Train and Test from a different folder structure without changing it?

anshaj · April 22, 2017, 12:09pm

I am trying to do Face recognition from AT&T face database and its folder has a very different structure ie. 40 folders with 10 photos each and I want 8 images from each folder as training and other 2 as test images. But I don’t want to label all the data again and put them in a different folder structure. How can I achieve this ??

Here is the [Database].(http://www.cl.cam.ac.uk/Research/DTG/attarchive:pub/data/att_faces.zip )

Thanks

shawn · April 23, 2017, 12:57am

Hi Anshaj,

I’m not sure exactly what your objective is. Is the goal to classify a new photo as being one of the 40 subjects in the training set? If so, then you are starting with a directory structure exactly like we saw in Lesson 1: cats in one folder, dogs in another. Only in this case, there are 40 classes instead of two.

If you have a different objective, you would have to reorganize your data to suit that objective. For example, if the 10 photos of each subject are from specific angles or lighting conditions and you want to predict the angle or lighting condition, then you’d need to restructure your images so that all of the photos (regardless of subject) are grouped by angle or lighting.

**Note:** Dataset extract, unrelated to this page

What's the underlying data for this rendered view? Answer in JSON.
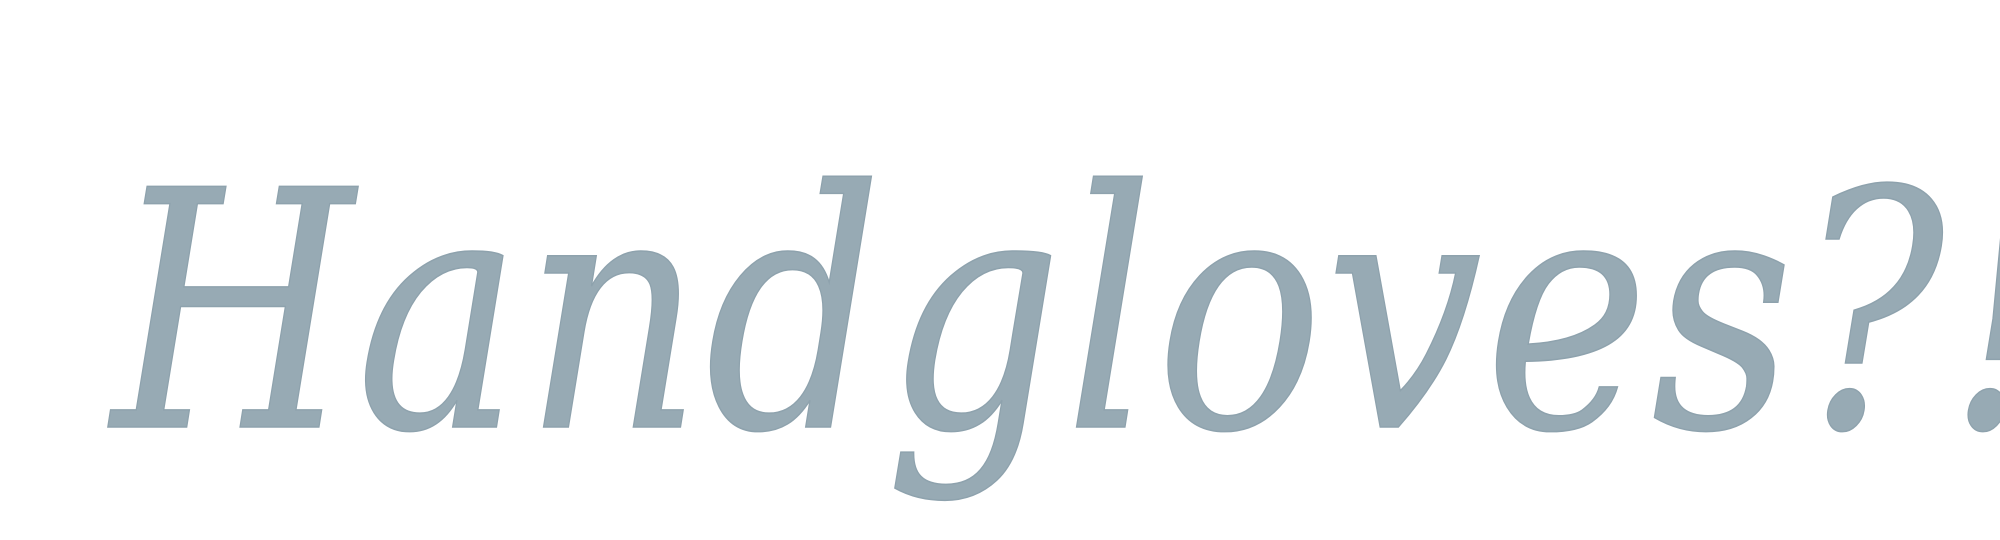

You said that you don’t want to put your images in a different folder structure. Is there a reason why? The ImageDataGenerator class in Keras comes with a handy flow_from_directory() function that works nicely for classification tasks where the examples are organized into per-class subdirectories. You don’t have to use it; you could write your own generator to do this differently. But it’s not too hard to move files around in Python, so I’m not sure that you’ll be saving yourself any time or effort.

In general, data analysis tasks will usually include a significant amount of “data wrangling,” so it’s a good idea to get comfortable doing whatever wrangling needs to be done on a particular task.

Good luck!